Día 23: A través de un radio que se encontraba en el Fairchild, los supervivientes se enteran de que el servicio aéreo de rescate ha suspendido la búsqueda del avión.
Día 24: Otra expedición de supervivientes encuentra pedazos de un ala.
Día 29: Al caer la noche, una avalancha desciende por la montaña y entra en el fuselaje del Fairchild, sepultando a todos los supervivientes, que estaban ya acostados. Esa noche, 8 personas mueren bajo la nieve, quedando así, hasta el momento, 19 supervivientes.
Día 1 de noviembre: Después de tres días de tormenta, los supervivientes logran sacar la nieve del fuselaje.
Día 5: Tres de los supervivientes salen en otra expedición, esta vez por dos días, para decidir quien acompañará a Nando Parrado y Roberto Canessa en la expedición final para ser rescatados. Sale elegido Vizintin.
Día 15: Fallece Arturo Nogueira, que se encontraba muy enfermo, con lo que quedan 18 supervivientes. Los tres expedicionarios –Parrado, Canessa y Vizintin– intentan salir para el oeste como entrenamiento para la expedición final, pero a las tres horas están de vuelta, debido a condiciones climáticas.
Día 17: Los tres expedicionarios vuelven a partir hacia el oeste. En el camino encuentran la cola del avión, en donde pasan la noche.
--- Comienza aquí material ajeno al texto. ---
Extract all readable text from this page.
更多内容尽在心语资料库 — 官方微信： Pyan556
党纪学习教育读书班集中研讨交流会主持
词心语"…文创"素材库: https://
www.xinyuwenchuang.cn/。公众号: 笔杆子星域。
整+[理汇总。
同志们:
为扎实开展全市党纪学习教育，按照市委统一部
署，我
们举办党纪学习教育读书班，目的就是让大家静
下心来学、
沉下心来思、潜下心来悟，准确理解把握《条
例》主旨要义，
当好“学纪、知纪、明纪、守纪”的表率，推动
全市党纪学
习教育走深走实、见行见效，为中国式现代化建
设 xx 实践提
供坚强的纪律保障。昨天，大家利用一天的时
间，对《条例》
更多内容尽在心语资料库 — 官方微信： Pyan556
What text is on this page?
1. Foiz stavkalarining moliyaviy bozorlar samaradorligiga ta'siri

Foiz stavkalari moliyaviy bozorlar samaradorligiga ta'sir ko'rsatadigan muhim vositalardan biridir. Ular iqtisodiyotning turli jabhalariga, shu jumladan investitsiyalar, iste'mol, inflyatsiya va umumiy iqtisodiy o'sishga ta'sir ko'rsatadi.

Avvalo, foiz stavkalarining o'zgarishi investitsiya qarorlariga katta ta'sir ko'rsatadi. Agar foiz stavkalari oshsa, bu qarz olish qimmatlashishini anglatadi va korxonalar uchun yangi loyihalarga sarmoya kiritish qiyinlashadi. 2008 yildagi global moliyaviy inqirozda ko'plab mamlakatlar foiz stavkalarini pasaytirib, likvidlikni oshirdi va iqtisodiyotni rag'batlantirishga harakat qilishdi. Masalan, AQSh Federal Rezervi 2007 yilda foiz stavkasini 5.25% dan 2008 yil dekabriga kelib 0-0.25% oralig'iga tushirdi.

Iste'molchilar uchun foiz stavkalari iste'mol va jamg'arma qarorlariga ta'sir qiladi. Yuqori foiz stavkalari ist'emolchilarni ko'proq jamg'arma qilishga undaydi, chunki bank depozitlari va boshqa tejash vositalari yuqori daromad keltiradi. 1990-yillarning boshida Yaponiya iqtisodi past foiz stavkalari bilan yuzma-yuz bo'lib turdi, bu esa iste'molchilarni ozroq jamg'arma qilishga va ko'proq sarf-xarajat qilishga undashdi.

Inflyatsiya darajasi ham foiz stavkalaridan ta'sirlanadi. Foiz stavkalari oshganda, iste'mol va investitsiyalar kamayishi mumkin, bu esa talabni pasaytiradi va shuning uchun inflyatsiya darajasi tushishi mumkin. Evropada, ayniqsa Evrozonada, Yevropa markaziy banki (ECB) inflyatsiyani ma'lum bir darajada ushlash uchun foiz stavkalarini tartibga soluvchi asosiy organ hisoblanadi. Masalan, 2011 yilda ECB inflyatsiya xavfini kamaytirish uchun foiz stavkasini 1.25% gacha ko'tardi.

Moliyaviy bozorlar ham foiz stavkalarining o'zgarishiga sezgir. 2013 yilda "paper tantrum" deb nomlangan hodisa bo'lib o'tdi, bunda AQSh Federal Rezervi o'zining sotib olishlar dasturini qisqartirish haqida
Día 18: Muere Rafael Echevarren en el fuselaje del avión. Quedan 17 supervivientes. Mientras tanto, los expedicionarios deciden pasar la noche en la montaña.
Día 19: Parrado, Canessa y Vizintin vuelven a la cola del avión, y deciden no llevar las baterías que allí se encontraban hasta el avión, por ser muy pesadas.
Día 24: Vizintin, Canessa, Parrado y Harley –otro de los supervivientes y miembro del equipo de rugby– salen hacia la cola, llevándose la radio del Fairchild.
Día 25: Intentan conectar la radio con las baterías, pero no funciona.
29: Los cuatro vuelven al Fairchild, después de fracasar en sus intentos de hacer funcionar la radio.
Día 9 de diciembre: Cumpleaños de Nando Parrado.
Día 11: Muere Numa Turcati. Quedan los 16 supervivientes.
Día 12: Canessa, Parrado y Vizintin salen en la última expedición rumbo al oeste. Esa noche duermen dentro de un saco de dormir que habían fabricado de material aislante que encontraron en la cola.
Día 14: Vizintin y Parrado continúan hacia la cima de la montaña, a 16.500 pies de altura. Parrado llega a la cima y descubre más montañas y nieve, en lugar de los valles de Chile. Se da cuenta de que están mucho más al Este de lo que habían imaginado. Parrado vuelve a reunirse con Canessa, que no había escalado hasta la cumbre. Deciden que Vizintin volverá al fuselaje para dejar a Canessa y Parrado su ración de comida para continuar la expedición.
Día 15: Vizintin llega al fuselaje.
Día 16: Canessa y Parrado llegan a la cumbre.
Día 17: Parrado y Canessa llegan a la base de la montaña que habían escalado y siguen andando por el valle de nieve.
Día 18: Se termina el valle de nieve y ven la primera señal de vegetación: flores, arbustos y un río que baja en dirección oeste.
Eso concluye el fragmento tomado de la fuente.